O veredito da sociedade brasileira

É uma situação esquisita. O mesmo Brasil, onde os poderes da República resistem a drenar esse abcesso, é um dos países onde a opinião pública procedeu mais profundamente o julgamento político de 'sua' ditadura.

No Chile, ainda este ano, os herdeiros do carniceiro Augusto Pinochet foram numerosos a ponto de dar uma contribuição decisiva para eleger como presidente um póspinochetista como Sebastián Piñera.

No Uruguai, o filho do ex-ditador Juan María Bordaberry, Pedro Bordaberry, ficou em um mais modesto porém consolador terceiro lugar nas presidenciais do ano passado. Seu pai cumpre pena de 30 anos de prisão.

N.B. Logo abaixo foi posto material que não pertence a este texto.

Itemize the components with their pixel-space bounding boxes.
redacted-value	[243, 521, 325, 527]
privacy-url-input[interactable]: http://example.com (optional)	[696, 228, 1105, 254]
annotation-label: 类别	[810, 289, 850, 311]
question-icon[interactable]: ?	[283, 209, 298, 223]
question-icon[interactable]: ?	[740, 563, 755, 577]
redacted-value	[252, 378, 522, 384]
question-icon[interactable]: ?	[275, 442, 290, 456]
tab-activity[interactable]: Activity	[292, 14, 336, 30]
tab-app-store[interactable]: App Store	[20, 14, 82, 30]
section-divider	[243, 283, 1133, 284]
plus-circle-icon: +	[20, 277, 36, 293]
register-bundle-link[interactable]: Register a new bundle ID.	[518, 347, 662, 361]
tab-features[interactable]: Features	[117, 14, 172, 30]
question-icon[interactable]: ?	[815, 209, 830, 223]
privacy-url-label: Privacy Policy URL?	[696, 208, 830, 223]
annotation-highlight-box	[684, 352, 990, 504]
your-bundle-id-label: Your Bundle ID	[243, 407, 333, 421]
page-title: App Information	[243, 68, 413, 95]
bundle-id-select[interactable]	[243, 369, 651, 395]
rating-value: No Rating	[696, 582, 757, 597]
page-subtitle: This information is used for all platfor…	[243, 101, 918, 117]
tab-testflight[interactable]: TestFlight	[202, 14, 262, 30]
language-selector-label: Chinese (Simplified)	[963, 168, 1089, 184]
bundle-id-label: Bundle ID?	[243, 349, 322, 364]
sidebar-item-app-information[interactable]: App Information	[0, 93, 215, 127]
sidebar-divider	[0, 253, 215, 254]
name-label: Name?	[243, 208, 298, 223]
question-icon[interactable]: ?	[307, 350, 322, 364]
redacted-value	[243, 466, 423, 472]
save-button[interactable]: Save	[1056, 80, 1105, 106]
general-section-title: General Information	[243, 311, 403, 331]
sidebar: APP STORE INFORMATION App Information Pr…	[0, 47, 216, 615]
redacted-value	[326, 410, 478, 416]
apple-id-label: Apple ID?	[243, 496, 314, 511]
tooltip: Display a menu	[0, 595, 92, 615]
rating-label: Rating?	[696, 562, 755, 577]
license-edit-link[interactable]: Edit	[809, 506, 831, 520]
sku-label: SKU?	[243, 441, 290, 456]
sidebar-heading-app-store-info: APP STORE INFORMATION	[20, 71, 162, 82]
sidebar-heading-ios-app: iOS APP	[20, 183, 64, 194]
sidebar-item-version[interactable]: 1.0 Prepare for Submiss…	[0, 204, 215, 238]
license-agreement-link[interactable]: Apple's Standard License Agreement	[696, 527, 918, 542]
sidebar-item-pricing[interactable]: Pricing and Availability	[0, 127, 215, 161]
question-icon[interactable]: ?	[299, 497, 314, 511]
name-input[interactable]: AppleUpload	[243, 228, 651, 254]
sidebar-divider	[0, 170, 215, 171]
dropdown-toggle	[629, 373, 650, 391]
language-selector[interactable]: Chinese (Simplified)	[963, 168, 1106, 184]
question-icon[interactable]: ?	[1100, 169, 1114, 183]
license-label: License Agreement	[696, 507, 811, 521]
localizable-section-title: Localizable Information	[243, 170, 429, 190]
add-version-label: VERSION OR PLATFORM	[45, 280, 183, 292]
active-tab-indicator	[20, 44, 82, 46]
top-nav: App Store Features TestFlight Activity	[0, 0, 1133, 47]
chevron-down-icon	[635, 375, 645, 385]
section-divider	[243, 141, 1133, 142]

No Brasil, as viúvas da ditadura a custo elegem um deputado federal, o grotesco Jair Bolsonaro (PP-RJ). E a Folha de S.Paulo (ex-colaboradora ativa da ditadura), quando fez um tristemente célebre editorial buscando atenuar o que chamou de 'ditabranda', teve uma resposta tão contundente da sociedade civil que foi obrigada a se retratar publicamente.

No entanto, os Poderes do Estado brasileiro parecem não escutar o incisivo veredito da sociedade brasileira. O resultado está aí: o país arrastado para o banco dos réus na Corte de San José da Costa Rica e constrangido a defender o indefensável.

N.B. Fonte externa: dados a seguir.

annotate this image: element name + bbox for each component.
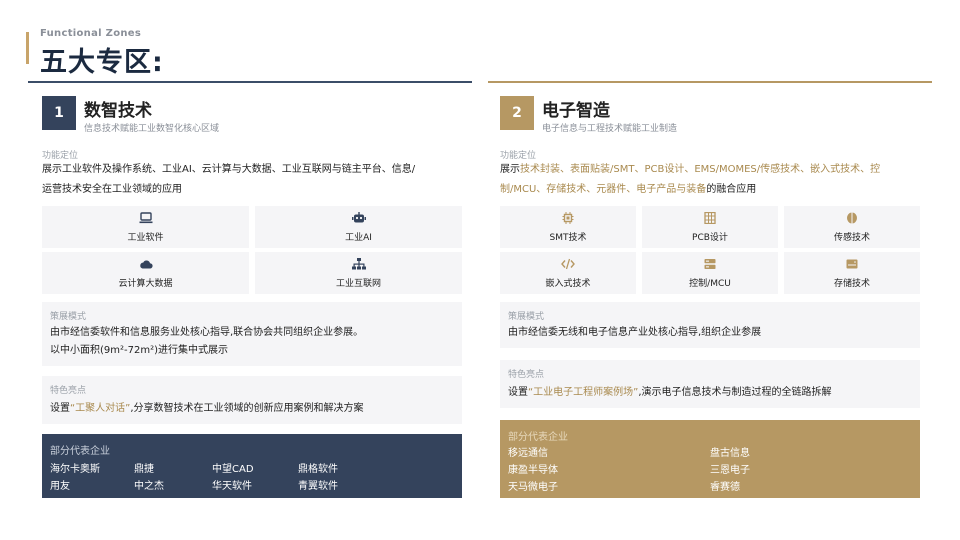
zone-title: 数智技术 xyxy=(84,101,152,121)
storage-icon xyxy=(846,259,858,268)
function-description: 展示工业软件及操作系统、工业AI、云计算与大数据、工业互联网与链主平台、信息/ … xyxy=(42,160,462,200)
tile-label: SMT技术 xyxy=(549,232,587,243)
company-name: 鼎捷 xyxy=(134,464,154,475)
exhibition-mode-line-2: 以中小面积(9m²-72m²)进行集中式展示 xyxy=(50,345,228,356)
category-grid: SMT技术 PCB设计 传感技术 嵌入式技术 控制/MCU 存储技术 xyxy=(500,206,920,294)
company-name: 鼎格软件 xyxy=(298,464,338,475)
function-line-2: 运营技术安全在工业领域的应用 xyxy=(42,184,182,195)
function-line-1: 展示工业软件及操作系统、工业AI、云计算与大数据、工业互联网与链主平台、信息/ xyxy=(42,164,416,175)
controller-icon xyxy=(704,258,716,269)
category-grid: 工业软件 工业AI 云计算大数据 工业互联网 xyxy=(42,206,462,294)
zone-1-panel: 1 数智技术 信息技术赋能工业数智化核心区域 功能定位 展示工业软件及操作系统、… xyxy=(42,96,462,498)
tile-label: 工业AI xyxy=(345,232,372,243)
tile-label: 存储技术 xyxy=(833,278,870,289)
cloud-icon xyxy=(139,259,153,268)
highlight-text: 设置“工聚人对话”,分享数智技术在工业领域的创新应用案例和解决方案 xyxy=(50,403,364,414)
header-subtitle: Functional Zones xyxy=(40,28,142,39)
companies-label: 部分代表企业 xyxy=(50,446,110,457)
company-name: 海尔卡奥斯 xyxy=(50,464,100,475)
company-name: 盘古信息 xyxy=(710,448,750,459)
page-title: 五大专区: xyxy=(40,47,164,78)
highlight-event-name: “工聚人对话” xyxy=(70,403,131,414)
zone-number-badge: 2 xyxy=(500,96,534,130)
tile-label: 传感技术 xyxy=(833,232,870,243)
tile-embedded[interactable]: 嵌入式技术 xyxy=(500,252,636,294)
function-line-1: 展示技术封装、表面贴装/SMT、PCB设计、EMS/MOMES/传感技术、嵌入式… xyxy=(500,164,881,175)
header-accent-bar xyxy=(26,32,29,64)
tile-smt[interactable]: SMT技术 xyxy=(500,206,636,248)
company-name: 康盈半导体 xyxy=(508,465,558,476)
highlight-label: 特色亮点 xyxy=(50,386,87,396)
tile-label: 嵌入式技术 xyxy=(545,278,591,289)
company-name: 中之杰 xyxy=(134,481,164,492)
tile-label: PCB设计 xyxy=(692,232,728,243)
highlight-text: 设置“工业电子工程师案例场”,演示电子信息技术与制造过程的全链路拆解 xyxy=(508,387,832,398)
tile-industrial-internet[interactable]: 工业互联网 xyxy=(255,252,462,294)
company-name: 天马微电子 xyxy=(508,482,558,493)
zone-1-divider xyxy=(28,81,472,83)
tile-mcu[interactable]: 控制/MCU xyxy=(642,252,778,294)
exhibition-mode-label: 策展模式 xyxy=(50,312,87,322)
company-name: 青翼软件 xyxy=(298,481,338,492)
tile-label: 工业互联网 xyxy=(335,278,381,289)
tile-industrial-software[interactable]: 工业软件 xyxy=(42,206,249,248)
company-name: 睿赛德 xyxy=(710,482,740,493)
tile-cloud-bigdata[interactable]: 云计算大数据 xyxy=(42,252,249,294)
company-name: 移远通信 xyxy=(508,448,548,459)
network-icon xyxy=(351,257,366,269)
company-name: 用友 xyxy=(50,481,70,492)
zone-subtitle: 信息技术赋能工业数智化核心区域 xyxy=(84,124,220,134)
company-name: 三恩电子 xyxy=(710,465,750,476)
exhibition-mode-line-1: 由市经信委无线和电子信息产业处核心指导,组织企业参展 xyxy=(508,327,762,338)
tile-industrial-ai[interactable]: 工业AI xyxy=(255,206,462,248)
chip-icon xyxy=(562,211,574,224)
function-line-2: 制/MCU、存储技术、元器件、电子产品与装备的融合应用 xyxy=(500,184,757,195)
exhibition-mode-box: 策展模式 由市经信委无线和电子信息产业处核心指导,组织企业参展 xyxy=(500,302,920,348)
company-name: 华天软件 xyxy=(212,481,252,492)
highlight-event-name: “工业电子工程师案例场” xyxy=(528,387,639,398)
zone-title: 电子智造 xyxy=(542,101,610,121)
tile-storage[interactable]: 存储技术 xyxy=(784,252,920,294)
tile-label: 工业软件 xyxy=(127,232,164,243)
zone-number-badge: 1 xyxy=(42,96,76,130)
highlight-label: 特色亮点 xyxy=(508,370,545,380)
sensor-icon xyxy=(847,212,857,223)
exhibition-mode-label: 策展模式 xyxy=(508,312,545,322)
highlight-box: 特色亮点 设置“工聚人对话”,分享数智技术在工业领域的创新应用案例和解决方案 xyxy=(42,376,462,424)
exhibition-mode-line-1: 由市经信委软件和信息服务业处核心指导,联合协会共同组织企业参展。 xyxy=(50,327,364,338)
zone-2-panel: 2 电子智造 电子信息与工程技术赋能工业制造 功能定位 展示技术封装、表面贴装/… xyxy=(500,96,920,498)
zone-2-divider xyxy=(488,81,932,83)
tile-label: 云计算大数据 xyxy=(118,278,173,289)
circuit-board-icon xyxy=(704,211,716,224)
tile-sensor[interactable]: 传感技术 xyxy=(784,206,920,248)
function-description: 展示技术封装、表面贴装/SMT、PCB设计、EMS/MOMES/传感技术、嵌入式… xyxy=(500,160,920,200)
tile-label: 控制/MCU xyxy=(689,278,731,289)
exhibition-mode-box: 策展模式 由市经信委软件和信息服务业处核心指导,联合协会共同组织企业参展。 以中… xyxy=(42,302,462,366)
representative-companies: 部分代表企业 移远通信 盘古信息 康盈半导体 三恩电子 天马微电子 睿赛德 xyxy=(500,420,920,498)
highlight-box: 特色亮点 设置“工业电子工程师案例场”,演示电子信息技术与制造过程的全链路拆解 xyxy=(500,360,920,408)
laptop-icon xyxy=(139,211,152,223)
zone-subtitle: 电子信息与工程技术赋能工业制造 xyxy=(542,124,678,134)
company-name: 中望CAD xyxy=(212,464,254,475)
tile-pcb[interactable]: PCB设计 xyxy=(642,206,778,248)
companies-label: 部分代表企业 xyxy=(508,432,568,443)
robot-icon xyxy=(351,211,366,222)
code-icon xyxy=(561,258,575,269)
representative-companies: 部分代表企业 海尔卡奥斯 鼎捷 中望CAD 鼎格软件 用友 中之杰 华天软件 青… xyxy=(42,434,462,498)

A missão coordenada pelo Exército, que no ano passado percorreu a região do sul do Pará onde ocorreu a Guerrilha, e a Comissão da Verdade recentemente proposta pelo governo federal, são passos para superar essa situação vexatória. Porém o fracasso das escavações no Araguaia, assim como o intenso bombardeio da mídia dominante contra a Comissão, mostram que há um imenso caminho a trilhar.